State v. Daryl J. Teska, 2011AP1010-CR, District 2, 3/14/12
court of appeals decision (1-judge, not for publication); for Teska: John E. German; case activity
Teska was originally placed on probation, sentences withheld, on 3 counts; jail time as a condition of probation was ordered as to 1 count. Probation was later revoked and although all 3 of sentences were imposed concurrently, credit for the time spent in jail as a condition of probation was allocated only to that particular count. The court of appeals now rejects Teska’s argument that credit should have been awarded on the other 2 counts as well. Credit for time spent in custody must be factually connected to the course of conduct for which sentence is imposed; even though the counts involved similar conduct (leaving a voice mail, as compared with a text, message on the same date), credit requires that the conduct involve “the same specific acts,” State v. Tuescher, 226 Wis. 2d 465, 475, 595 N.W.2d 443 (Ct. App. 1999).

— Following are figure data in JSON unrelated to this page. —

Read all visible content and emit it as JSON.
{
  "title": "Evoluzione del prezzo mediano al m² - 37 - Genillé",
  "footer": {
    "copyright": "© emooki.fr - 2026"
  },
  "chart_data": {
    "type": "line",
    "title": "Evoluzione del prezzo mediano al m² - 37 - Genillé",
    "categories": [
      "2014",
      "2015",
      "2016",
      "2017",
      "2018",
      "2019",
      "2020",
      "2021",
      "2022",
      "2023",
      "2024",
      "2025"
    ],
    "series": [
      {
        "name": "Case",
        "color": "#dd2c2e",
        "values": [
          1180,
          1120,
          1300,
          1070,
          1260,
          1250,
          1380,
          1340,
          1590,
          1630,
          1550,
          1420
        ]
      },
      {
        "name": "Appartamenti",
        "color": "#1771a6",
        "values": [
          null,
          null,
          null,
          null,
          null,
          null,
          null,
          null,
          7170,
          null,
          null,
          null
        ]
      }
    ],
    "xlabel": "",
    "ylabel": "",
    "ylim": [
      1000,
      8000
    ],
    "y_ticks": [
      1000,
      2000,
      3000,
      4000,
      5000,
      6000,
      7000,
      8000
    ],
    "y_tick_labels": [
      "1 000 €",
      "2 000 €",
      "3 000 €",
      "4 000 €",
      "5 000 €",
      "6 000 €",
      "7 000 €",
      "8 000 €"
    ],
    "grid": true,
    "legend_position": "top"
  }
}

¶8 For custody credit to be granted, the days spent in custody must be factually, not just procedurally, connected to the course of conduct for which sentence was imposed. See State v. Johnson, 2009 WI 57, ¶33, 318 Wis. 2d 21, 767 N.W.2d 207. In this case, the six months of jail time Judge Kennedy ordered Teska to serve as a condition of probation was factually related only to the underlying course of conduct in count one of No. 2009CM340, sending a text message to the victim on June 29, 2009, in violation of the domestic abuse injunction in place at the time. Thus, the 83 days Teska served on that count alone, from the date he began serving the condition time, March 1, 2010, through the date the probation hold was put in place on all three counts, May 23, 2010, were only “in connection with” Teska sending that text message.
With all due respect, this decision makes no sense. The defendant is only entitled to sentence credit for time “spent in custody in connection with the course of conduct for which sentence was imposed.” s.973.155. It appears from the decision that each of the counts for which the defendant was placed on probation was factually part of the same course of conduct.
More importantly, however, I do not believe that Judge Kennedy had the authority to limit a jail condition to one of three concurrent probation terms. Under Wisconsin law, terms of probation must be concurrent. E.g. State v. Pierce, 117 Wis.2d 83, 342 N.W.2d 776 (Ct. App. 1983). The imposition of conditions (other than length) applicable only to one term of concurrent probation would seem to conflict with this requirement.
Finally, as a practical matter, the condition time was a condition of all three probationary terms even though specifically assigned only to one. If the defendant violated the terms of that one probationary term by failing to appear to serve the condition time, that failure would, as a practical matter, violate the terms of the other two probationary terms as well.